Nemmeno il tempo di godersi la notizia della gravidanza, che Valentina ha dovuto fare i conti con una notizia tutt'altro che felice: è risultata positiva al Covid-19 alla quarta settimana, proprio quando era in procinto di fare la prima ecografia. E da lì si è fermato tutto: «Mi è crollato il mondo addosso, ma non per la positività, ma perché aspettavo un bimbo e non sapevo se poteva creare qualche problema in questa fase così delicata del primo trimestre, in cui c'è la formazione del bimbo. Crescerà? Non crescerà?». In merito ha avuto poche rassicurazioni, perché non ci sono abbastanza studi, ce ne sono solo sull'ultimo trimestre: «Con la placenta mi dicono che il virus non dovrebbe trasmettersi. La mia paura è una rallentamento della crescita, una malformazione». A distanza di quattro tamponi distribuiti nell'arco di un mese non si è ancora negativizzata, pur avendo avuto solo pochi sintomi e concentrati nei primissimi giorni. Questo ha ovviamente rallentato tutto il decorso di un normale primo trimestre di gestazione. «Mi sono trovata impossibilitata a fare visite. Non sapevo come muovermi, il ginecologo lo sentivo per messaggi».
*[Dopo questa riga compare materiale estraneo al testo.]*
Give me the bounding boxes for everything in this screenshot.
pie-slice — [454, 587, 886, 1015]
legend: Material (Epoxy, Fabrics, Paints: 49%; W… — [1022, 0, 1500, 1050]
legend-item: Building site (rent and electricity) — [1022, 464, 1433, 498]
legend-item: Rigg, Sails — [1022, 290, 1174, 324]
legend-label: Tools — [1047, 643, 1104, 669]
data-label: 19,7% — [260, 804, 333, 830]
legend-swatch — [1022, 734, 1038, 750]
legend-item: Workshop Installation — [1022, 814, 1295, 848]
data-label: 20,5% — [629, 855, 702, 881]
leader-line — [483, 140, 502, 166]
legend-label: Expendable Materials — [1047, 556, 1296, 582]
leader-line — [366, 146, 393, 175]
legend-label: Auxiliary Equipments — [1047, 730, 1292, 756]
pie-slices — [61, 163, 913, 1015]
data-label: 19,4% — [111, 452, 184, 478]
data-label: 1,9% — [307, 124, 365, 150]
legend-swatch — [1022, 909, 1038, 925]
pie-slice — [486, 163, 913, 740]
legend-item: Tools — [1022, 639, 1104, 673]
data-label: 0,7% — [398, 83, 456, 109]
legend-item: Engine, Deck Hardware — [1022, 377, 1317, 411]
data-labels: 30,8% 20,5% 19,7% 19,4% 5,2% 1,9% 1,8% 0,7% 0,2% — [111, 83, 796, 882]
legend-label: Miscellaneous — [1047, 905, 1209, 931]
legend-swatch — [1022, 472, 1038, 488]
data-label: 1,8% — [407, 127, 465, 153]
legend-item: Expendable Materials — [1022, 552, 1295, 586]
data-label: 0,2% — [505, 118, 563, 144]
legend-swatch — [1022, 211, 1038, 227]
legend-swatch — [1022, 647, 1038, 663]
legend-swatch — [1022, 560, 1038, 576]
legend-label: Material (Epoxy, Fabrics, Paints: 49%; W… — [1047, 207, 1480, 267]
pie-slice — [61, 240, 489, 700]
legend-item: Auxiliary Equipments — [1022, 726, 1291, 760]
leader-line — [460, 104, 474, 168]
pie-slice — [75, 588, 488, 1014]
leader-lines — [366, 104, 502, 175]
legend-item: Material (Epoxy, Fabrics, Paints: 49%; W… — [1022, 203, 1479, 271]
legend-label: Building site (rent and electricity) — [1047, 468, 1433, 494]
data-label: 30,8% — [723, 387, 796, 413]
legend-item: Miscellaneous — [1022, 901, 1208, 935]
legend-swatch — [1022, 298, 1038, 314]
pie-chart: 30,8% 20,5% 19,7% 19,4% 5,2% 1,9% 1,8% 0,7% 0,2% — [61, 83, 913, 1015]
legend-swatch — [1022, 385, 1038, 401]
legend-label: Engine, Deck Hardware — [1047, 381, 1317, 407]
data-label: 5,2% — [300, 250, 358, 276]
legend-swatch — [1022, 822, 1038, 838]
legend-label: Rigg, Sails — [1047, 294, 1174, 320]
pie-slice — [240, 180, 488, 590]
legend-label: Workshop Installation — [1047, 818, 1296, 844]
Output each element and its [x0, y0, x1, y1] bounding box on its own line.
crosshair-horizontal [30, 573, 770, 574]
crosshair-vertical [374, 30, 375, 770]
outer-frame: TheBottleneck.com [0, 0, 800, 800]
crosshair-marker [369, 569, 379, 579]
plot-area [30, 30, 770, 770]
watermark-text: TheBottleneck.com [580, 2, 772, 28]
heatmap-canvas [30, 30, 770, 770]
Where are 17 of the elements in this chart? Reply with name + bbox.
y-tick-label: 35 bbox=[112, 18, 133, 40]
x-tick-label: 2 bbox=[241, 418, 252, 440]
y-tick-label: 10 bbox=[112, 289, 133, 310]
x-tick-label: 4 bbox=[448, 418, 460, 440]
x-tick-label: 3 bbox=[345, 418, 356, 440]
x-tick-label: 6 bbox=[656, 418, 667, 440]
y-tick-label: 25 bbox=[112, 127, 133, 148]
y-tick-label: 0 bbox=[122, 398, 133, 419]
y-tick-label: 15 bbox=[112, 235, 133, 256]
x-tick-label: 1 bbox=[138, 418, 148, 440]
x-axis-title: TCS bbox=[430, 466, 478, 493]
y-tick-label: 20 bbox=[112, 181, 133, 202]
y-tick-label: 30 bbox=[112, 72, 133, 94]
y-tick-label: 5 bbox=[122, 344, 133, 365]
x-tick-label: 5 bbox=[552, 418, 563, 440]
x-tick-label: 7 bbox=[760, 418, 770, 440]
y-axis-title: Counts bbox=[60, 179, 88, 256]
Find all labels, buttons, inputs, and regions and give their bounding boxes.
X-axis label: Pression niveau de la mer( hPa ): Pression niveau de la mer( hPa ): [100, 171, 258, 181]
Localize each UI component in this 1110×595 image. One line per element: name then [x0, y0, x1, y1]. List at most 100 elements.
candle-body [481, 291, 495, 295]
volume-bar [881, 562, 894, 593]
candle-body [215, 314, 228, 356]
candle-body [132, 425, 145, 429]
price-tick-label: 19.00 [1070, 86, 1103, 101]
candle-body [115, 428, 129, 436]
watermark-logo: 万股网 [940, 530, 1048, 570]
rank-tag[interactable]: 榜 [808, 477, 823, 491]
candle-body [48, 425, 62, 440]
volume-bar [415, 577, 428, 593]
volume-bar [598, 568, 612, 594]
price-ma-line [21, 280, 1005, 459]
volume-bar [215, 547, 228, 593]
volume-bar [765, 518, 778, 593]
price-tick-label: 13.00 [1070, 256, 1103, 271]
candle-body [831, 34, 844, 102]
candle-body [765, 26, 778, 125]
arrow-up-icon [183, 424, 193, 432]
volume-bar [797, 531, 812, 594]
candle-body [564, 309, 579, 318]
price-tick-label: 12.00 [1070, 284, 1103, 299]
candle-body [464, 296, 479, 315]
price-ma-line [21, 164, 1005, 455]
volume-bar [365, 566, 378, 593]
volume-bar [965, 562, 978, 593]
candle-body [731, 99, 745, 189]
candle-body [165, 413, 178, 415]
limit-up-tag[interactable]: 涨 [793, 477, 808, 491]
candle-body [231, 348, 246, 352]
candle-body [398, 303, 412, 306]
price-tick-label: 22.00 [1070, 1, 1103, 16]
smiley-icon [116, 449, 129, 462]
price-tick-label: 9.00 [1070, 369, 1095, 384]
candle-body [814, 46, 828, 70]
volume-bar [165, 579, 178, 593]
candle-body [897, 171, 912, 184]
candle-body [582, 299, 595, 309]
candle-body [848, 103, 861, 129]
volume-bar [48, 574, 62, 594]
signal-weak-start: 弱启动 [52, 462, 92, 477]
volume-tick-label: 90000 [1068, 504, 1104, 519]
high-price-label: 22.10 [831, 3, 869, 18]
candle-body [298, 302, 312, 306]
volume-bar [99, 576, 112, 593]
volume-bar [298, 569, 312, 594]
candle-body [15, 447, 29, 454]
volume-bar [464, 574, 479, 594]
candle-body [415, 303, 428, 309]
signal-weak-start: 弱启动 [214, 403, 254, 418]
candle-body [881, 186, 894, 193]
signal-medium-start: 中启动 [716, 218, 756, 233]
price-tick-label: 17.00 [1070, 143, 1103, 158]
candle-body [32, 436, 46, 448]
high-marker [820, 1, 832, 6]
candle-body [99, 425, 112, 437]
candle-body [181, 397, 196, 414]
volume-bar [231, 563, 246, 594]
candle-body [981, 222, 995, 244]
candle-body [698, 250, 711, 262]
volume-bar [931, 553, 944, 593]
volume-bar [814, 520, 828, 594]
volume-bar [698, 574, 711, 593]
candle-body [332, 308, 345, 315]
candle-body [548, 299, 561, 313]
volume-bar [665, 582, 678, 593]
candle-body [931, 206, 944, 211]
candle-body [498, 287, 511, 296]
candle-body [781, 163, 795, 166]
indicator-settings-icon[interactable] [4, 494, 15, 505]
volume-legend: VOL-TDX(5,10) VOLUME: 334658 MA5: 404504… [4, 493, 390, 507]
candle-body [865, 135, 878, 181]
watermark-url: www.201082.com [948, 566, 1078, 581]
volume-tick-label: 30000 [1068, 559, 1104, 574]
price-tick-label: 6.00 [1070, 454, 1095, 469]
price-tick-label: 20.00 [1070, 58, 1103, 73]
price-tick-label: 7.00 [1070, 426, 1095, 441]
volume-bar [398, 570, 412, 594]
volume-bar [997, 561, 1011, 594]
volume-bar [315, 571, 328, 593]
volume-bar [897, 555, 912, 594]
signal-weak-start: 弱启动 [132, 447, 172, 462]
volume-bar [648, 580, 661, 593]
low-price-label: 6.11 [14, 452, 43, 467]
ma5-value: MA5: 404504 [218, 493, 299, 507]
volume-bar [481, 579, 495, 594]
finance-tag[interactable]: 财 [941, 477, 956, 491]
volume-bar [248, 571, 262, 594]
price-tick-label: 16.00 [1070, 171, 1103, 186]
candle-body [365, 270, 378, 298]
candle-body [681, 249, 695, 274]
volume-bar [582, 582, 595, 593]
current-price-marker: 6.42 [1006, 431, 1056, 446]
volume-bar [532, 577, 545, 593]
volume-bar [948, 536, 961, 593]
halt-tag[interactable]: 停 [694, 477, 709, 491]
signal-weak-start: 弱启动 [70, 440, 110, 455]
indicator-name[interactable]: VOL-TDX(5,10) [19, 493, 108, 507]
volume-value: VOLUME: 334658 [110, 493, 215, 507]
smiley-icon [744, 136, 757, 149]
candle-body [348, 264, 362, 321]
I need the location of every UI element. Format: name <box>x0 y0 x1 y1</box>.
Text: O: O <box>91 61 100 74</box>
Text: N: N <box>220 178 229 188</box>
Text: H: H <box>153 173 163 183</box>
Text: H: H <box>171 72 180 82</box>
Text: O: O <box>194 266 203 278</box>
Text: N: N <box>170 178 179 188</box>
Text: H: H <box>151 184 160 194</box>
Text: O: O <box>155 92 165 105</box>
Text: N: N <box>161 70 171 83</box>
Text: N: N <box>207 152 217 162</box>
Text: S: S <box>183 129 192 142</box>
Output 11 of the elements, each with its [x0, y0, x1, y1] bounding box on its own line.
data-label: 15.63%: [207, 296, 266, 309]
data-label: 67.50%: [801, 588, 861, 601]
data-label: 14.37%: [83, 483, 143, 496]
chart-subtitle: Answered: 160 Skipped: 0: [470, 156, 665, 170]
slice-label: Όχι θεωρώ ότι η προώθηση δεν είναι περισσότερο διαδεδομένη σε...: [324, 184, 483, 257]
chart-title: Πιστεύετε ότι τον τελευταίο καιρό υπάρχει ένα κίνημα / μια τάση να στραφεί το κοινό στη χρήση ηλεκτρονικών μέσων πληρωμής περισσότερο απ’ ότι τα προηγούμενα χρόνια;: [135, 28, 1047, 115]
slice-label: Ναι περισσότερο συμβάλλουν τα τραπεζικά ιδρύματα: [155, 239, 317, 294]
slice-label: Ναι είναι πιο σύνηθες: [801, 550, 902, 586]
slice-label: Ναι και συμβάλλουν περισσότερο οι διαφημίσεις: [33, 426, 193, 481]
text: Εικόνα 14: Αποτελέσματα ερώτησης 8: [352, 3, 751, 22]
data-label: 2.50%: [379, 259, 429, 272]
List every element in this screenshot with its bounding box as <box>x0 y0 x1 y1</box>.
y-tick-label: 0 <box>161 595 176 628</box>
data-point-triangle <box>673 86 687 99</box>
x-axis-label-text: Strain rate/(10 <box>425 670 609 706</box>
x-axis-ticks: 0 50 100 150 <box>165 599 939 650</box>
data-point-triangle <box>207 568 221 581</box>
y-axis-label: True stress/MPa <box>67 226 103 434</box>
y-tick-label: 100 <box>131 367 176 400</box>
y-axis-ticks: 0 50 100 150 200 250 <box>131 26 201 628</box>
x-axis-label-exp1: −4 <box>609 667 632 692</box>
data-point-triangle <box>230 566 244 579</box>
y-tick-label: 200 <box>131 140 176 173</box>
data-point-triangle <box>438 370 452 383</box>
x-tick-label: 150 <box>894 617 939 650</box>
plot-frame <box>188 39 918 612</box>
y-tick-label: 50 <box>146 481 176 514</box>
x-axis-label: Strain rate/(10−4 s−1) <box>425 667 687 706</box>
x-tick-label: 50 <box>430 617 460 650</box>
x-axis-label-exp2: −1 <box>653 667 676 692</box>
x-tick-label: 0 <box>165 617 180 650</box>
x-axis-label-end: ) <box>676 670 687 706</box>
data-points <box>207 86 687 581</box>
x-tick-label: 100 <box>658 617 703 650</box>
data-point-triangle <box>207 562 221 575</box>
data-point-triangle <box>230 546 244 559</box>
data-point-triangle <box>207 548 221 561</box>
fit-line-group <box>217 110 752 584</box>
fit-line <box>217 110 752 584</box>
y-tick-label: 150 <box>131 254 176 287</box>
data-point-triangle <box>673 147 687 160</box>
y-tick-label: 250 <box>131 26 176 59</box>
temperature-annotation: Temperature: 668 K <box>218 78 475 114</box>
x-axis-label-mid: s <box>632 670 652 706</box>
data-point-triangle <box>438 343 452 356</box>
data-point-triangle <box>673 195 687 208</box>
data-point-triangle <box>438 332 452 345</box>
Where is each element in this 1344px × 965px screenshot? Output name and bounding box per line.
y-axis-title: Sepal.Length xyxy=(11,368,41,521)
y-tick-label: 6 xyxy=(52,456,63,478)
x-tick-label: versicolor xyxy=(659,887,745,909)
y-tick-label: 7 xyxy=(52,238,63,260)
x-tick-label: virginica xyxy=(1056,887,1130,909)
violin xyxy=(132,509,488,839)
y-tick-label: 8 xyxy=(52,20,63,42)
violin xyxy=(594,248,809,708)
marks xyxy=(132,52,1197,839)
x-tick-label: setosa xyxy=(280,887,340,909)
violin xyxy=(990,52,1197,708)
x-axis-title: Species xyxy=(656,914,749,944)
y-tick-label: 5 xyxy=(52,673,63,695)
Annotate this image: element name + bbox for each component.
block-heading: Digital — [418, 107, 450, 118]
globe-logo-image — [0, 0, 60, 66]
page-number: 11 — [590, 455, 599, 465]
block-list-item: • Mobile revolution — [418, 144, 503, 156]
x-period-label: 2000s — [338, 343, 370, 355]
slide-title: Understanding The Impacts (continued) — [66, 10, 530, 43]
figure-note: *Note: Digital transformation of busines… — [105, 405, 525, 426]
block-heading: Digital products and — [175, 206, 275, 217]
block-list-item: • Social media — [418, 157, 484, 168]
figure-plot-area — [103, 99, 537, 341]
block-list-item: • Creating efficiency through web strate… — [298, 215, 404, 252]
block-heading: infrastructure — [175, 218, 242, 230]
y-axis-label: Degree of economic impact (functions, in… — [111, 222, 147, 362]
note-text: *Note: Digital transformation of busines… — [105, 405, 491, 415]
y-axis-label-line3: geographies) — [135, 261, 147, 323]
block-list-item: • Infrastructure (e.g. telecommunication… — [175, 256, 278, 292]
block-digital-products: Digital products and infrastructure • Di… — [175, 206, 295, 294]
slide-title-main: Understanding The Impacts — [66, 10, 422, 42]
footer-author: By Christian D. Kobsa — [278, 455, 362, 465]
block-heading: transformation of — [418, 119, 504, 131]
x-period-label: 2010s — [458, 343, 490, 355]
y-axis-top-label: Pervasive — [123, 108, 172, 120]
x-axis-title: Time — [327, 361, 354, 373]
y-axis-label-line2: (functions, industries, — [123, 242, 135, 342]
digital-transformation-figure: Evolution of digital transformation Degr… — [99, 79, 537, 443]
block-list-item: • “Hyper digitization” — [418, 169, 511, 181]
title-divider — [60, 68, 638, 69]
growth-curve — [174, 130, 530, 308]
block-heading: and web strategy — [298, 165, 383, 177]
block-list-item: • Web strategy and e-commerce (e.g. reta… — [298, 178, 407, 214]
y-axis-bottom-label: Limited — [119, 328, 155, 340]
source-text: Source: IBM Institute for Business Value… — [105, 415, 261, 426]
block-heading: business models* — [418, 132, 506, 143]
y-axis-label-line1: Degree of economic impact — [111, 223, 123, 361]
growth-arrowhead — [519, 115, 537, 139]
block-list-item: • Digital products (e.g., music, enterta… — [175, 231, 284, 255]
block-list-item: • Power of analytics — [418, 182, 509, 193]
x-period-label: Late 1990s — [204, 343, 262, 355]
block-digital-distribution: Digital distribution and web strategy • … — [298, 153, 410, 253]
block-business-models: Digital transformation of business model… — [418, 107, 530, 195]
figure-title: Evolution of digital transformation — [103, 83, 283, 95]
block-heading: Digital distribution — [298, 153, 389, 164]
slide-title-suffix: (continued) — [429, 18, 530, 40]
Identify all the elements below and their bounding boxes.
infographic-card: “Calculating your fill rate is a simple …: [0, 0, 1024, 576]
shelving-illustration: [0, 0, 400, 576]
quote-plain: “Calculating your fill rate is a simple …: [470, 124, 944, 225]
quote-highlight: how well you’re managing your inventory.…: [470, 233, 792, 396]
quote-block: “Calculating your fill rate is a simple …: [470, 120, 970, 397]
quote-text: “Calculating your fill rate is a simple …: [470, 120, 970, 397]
«Tutti mi dicevano cose diverse»
La difficoltà principale per Valentina è stata accedere alla prima ecografia, anche una volta superati i famosi 21 giorni secondo cui, da decreto, era libera di uscire. Nel suo caso, però, anche se in assenza di sintomi c'era il problema del tampone che continuava ad essere negativo. «L'ospedale (visita privata) mi ha detto che tutte le libere professioni sarebbero state sospese fino a maggio. Superati i 21 giorni ero libera di uscire, ma tutte le strutture contattate non mi prendevano in carico, anche quelle private mi dicevano: "Signora, è vero che il decreto dice così, ma noi trattando pazienti fragili trattiamo solo tamponi negativi, quindi senza quello non potrà fare la visita nemmeno a pagamento. Deve andare in una struttura Covid che segue donne in gravidanza". Ho parlato con ATS, ho telefonato e mandato mail e tutti mi davano risposte diverse». Alla fine infatti si è rivolta a un ambulatorio di questo tipo, appena entrata nell'undicesima settimana, dunque ha fatto l'esame molto avanti anche se ancora nei tempi. L'unica speranza di Valentina è che le cose vadano avanti per il meglio, nonostante l'assenza di visite nel primo mese e che dunque non ci siano complicazioni. Il suo augurio è quello di poter un giorno raccontare al suo bambino, col sorriso, questo momento così particolare.